The attached guide might offer some help.    
http://www.entemp.ie/employment/redundancy/guide.htm


----------



## jhegarty (31 Aug 2005)

Builder said:
			
		

> Is there a difference if some-one is made redundant or takes voluntary redundancy. My old employer has told some of their redundant employees that they can re-employ the people who took voluntary redundancy but for the people who were made take the redundancy they cannot re-employ them until a certain amount of time has passed, is this so.



sounds like company policy ... its not a legal requirement...


----------



## ClubMan (31 Aug 2005)

I seem to recall that if a redundan employee is rehired within a certain period of time then the employer cannot claim the _RP50 _60% of statutory redundancy payments from the DETE or must return it if it was already paid. Just in case that's of any relevance here...


----------



## ajapale (31 Aug 2005)

Hi Builder,

This is an interesting question. Is the employment unionised? Unions very often will object to employees returning after having been made redundant. This will have been agreed as part of the redundancy package.  Also has the company claimed back 60% statutory redundancy from the government?

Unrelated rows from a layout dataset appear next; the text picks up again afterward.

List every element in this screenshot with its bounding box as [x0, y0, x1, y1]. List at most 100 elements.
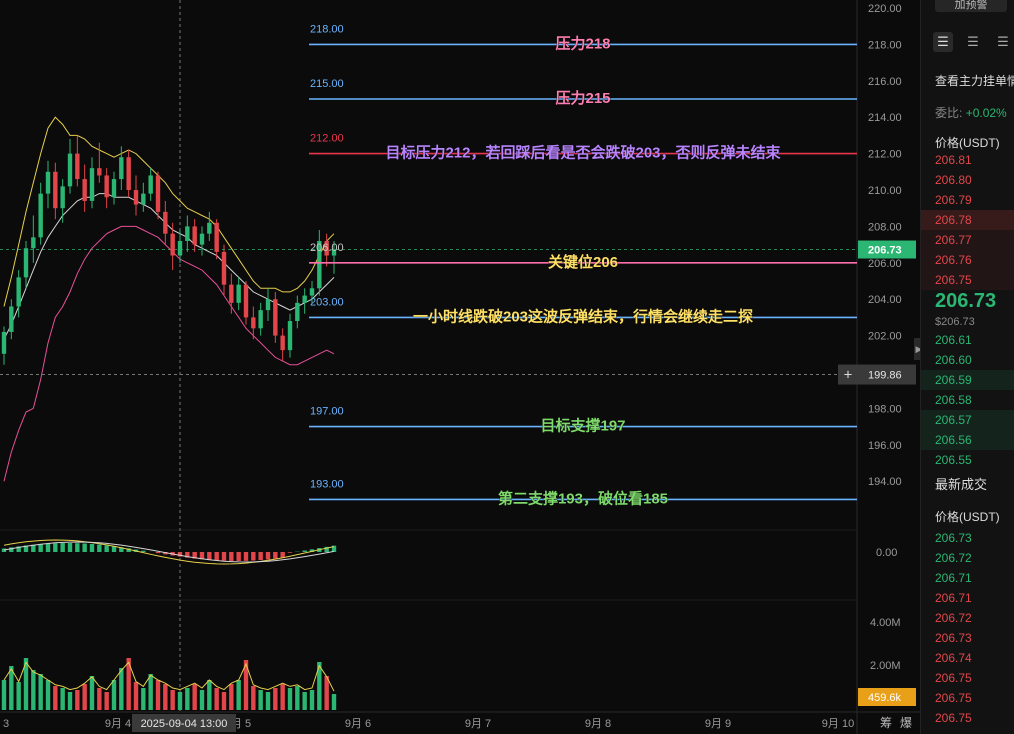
orderbook-price: 206.78	[935, 213, 972, 227]
volume-bar	[199, 690, 205, 710]
crosshair-time-label: 2025-09-04 13:00	[141, 718, 228, 730]
volume-bar	[16, 682, 21, 710]
orderbook-row[interactable]: 206.75	[921, 270, 1014, 290]
ratio-label: 委比: +0.02%	[935, 106, 1007, 120]
orderbook-row[interactable]: 206.81	[921, 150, 1014, 170]
orderbook-row[interactable]: 206.58	[921, 390, 1014, 410]
price-chart[interactable]: 218.00 压力218 215.00 压力215 212.00 目标压力212，若回踩后…	[0, 0, 920, 734]
macd-bar	[265, 552, 271, 560]
macd-bar	[67, 543, 73, 552]
candle-body	[251, 317, 256, 329]
orderbook-row[interactable]: 206.57	[921, 410, 1014, 430]
orderbook-row[interactable]: 206.74	[921, 648, 1014, 668]
macd-bar	[23, 545, 29, 552]
volume-bar	[214, 688, 219, 710]
macd-dea-line	[3, 541, 335, 563]
volume-bar	[317, 662, 322, 710]
time-tick-label: 9月 9	[705, 718, 731, 730]
macd-bar	[324, 546, 329, 552]
macd-bar	[177, 552, 183, 557]
candle-body	[155, 175, 161, 212]
orderbook-row[interactable]: 206.75	[921, 668, 1014, 688]
orderbook-price: 206.71	[935, 591, 972, 605]
volume-bar	[126, 658, 131, 710]
candle-body	[265, 299, 271, 311]
current-volume-tag	[858, 688, 916, 706]
macd-bar	[185, 552, 190, 558]
macd-bar	[82, 543, 87, 552]
orderbook-price: 206.76	[935, 253, 972, 267]
orderbook-row[interactable]: 206.72	[921, 548, 1014, 568]
candle-body	[309, 288, 315, 296]
volume-bar	[163, 684, 168, 710]
candle-body	[75, 153, 80, 180]
volume-bar	[133, 682, 139, 710]
candle-body	[317, 240, 322, 289]
price-tick-label: 198.00	[868, 403, 902, 415]
candle-body	[38, 193, 43, 238]
orderbook-row[interactable]: 206.76	[921, 250, 1014, 270]
macd-bar	[9, 547, 14, 552]
orderbook-row[interactable]: 206.75	[921, 708, 1014, 728]
orderbook-price: 206.60	[935, 353, 972, 367]
price-tick-label: 206.00	[868, 258, 902, 270]
orderbook-row[interactable]: 206.71	[921, 568, 1014, 588]
macd-bar	[126, 548, 131, 552]
add-alert-button[interactable]: 加预警	[935, 0, 1007, 12]
volume-bar	[148, 674, 153, 710]
current-price-tag	[858, 240, 916, 259]
orderbook-row[interactable]: 206.56	[921, 430, 1014, 450]
candle-body	[163, 211, 168, 234]
orderbook-row[interactable]: 206.80	[921, 170, 1014, 190]
orderbook-row[interactable]: 206.55	[921, 450, 1014, 470]
crosshair-time-tag	[132, 714, 236, 732]
volume-bar	[221, 692, 227, 710]
current-volume-label: 459.6k	[868, 692, 902, 704]
orderbook-row[interactable]: 206.73	[921, 628, 1014, 648]
orderbook-row[interactable]: 206.61	[921, 330, 1014, 350]
candle-body	[295, 302, 300, 322]
volume-bar	[75, 690, 80, 710]
orderbook-price: 206.61	[935, 333, 972, 347]
chart-grid	[0, 0, 920, 734]
price-header: 价格(USDT)	[935, 136, 1000, 150]
orderbook-row[interactable]: 206.73	[921, 528, 1014, 548]
volume-bar	[45, 680, 51, 710]
price-tick-label: 212.00	[868, 149, 902, 161]
orderbook-price: 206.75	[935, 273, 972, 287]
orderbook-row[interactable]: 206.77	[921, 230, 1014, 250]
candle-body	[126, 157, 131, 190]
main-orders-link[interactable]: 查看主力挂单情	[935, 74, 1014, 88]
macd-bar	[75, 543, 80, 552]
macd-bar	[104, 545, 109, 552]
time-axis: 3 9月 4 9月 5 9月 6 9月 7 9月 8 9月 9 9月 102025-09-04…	[3, 714, 912, 732]
collapse-handle-icon[interactable]: ▶	[914, 338, 924, 360]
volume-bar	[53, 686, 58, 710]
candlesticks	[1, 135, 337, 365]
orderbook-row[interactable]: 206.78	[921, 210, 1014, 230]
macd-bar	[119, 547, 124, 552]
asks-view-icon[interactable]: ☰	[997, 34, 1009, 49]
candle-body	[207, 222, 212, 234]
orderbook-row[interactable]: 206.72	[921, 608, 1014, 628]
both-sides-view-icon[interactable]: ☰	[933, 32, 953, 52]
orderbook-row[interactable]: 206.75	[921, 688, 1014, 708]
bids-view-icon[interactable]: ☰	[967, 34, 979, 49]
macd-bar	[53, 543, 58, 552]
candle-body	[89, 168, 95, 201]
volume-bar	[155, 680, 161, 710]
orderbook-price: 206.80	[935, 173, 972, 187]
price-tick-label: 202.00	[868, 331, 902, 343]
orderbook-row[interactable]: 206.59	[921, 370, 1014, 390]
orderbook-row[interactable]: 206.60	[921, 350, 1014, 370]
macd-bar	[287, 552, 293, 553]
crosshair-price-tag	[858, 364, 916, 385]
recent-trades-tab[interactable]: 最新成交	[935, 477, 988, 492]
macd-dif-line	[3, 539, 335, 565]
candle-body	[133, 190, 139, 205]
level-price-label: 197.00	[310, 406, 344, 418]
orderbook-row[interactable]: 206.79	[921, 190, 1014, 210]
candle-body	[192, 226, 197, 245]
orderbook-row[interactable]: 206.71	[921, 588, 1014, 608]
candle-body	[141, 193, 146, 205]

I have knowledge of companies where workers were made redundant and then soon after were reemployed on different terms and contidtions. This was done in agreement with the individuals and their trade unions.

ajapale


----------



## bamocom (28 Feb 2011)

*redundancy*

hi
i am employed by a company  within a group , i am about to to be made redundant by this company, and i may have the option to work in another company in the group

my question - if i am employed by a different company in the same group,

will the redundancy  i receive and income in the new company attract an extra tax liability

rgds.


----------